By this time almost all the Israelite tribes yearned for the peace and stability that they believed could come with re-unification. Accordingly, they appealed to Samuel to select a leader whom they could call King 'like the other nations'. He chose and anointed one Labayu who, after his death, came to be known as Saul. (Shaƻl in Hebrew means 'asked for [by the people]') His people always referred to him as 'Great Lion of Yaweh'. (See Appendix E)
King Saul spent most of his reign fighting the hill tribes and Philistines. A rebel chieftain, called David, became prominent with his large contingent of Hebrew mercenaries who owed allegiance to no particular tribe. David himself was of the tribe of Judah having been born of humble origins in Bethlehem. Eventually, Saul put David to flight and the latter sought refuge in the kingdom Philistia.
As a revenge on Saul, David offered his force to the Philistines whom he knew were about to mount their own attack on Saul, but his gesture was refused as the Philistines did not altogether trust him. The eventual outcome was that, in Saul's final clash with the Philistines on Mount Gilboa, he was betrayed by a section of his own troops which resulted in his total defeat. Three of Saul's sons, including Jonathan, were killed and Saul himself committed suicide. The four bodies were decapitated and their heads suspended from the walls of the nearby city of Bethshean.
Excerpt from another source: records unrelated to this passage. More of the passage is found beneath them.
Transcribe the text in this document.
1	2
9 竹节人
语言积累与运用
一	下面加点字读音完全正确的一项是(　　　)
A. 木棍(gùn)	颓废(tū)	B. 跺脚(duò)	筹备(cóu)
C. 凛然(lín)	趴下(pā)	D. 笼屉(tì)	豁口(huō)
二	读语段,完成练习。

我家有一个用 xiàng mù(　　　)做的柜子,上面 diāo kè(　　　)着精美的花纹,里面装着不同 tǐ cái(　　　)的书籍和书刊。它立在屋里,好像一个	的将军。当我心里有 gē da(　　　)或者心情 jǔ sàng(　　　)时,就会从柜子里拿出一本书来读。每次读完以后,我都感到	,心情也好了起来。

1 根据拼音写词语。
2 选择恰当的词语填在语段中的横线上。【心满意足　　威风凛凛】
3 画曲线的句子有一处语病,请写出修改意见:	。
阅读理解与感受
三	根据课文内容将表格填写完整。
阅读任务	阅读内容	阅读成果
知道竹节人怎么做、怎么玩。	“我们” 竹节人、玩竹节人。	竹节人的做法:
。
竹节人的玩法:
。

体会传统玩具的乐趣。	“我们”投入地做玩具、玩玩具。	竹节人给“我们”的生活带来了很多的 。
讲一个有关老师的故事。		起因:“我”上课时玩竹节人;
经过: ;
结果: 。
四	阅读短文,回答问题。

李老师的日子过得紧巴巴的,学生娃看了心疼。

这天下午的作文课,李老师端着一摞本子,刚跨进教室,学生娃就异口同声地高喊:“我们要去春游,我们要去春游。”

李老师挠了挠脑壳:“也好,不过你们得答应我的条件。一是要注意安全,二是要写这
Meanwhile, David had moved in and taken control as king of the city-state of Hebron where, some time previously he had married Saul's daughter, Michal. Saul's remaining son, Ishbaal, now inherited the kingdom but he reigned very ineffectually for only seven years before contracting an illness from which he died. Whereupon David promptly exploited his position as Saul's son-in-law and assumed the kingship of the whole of Israel.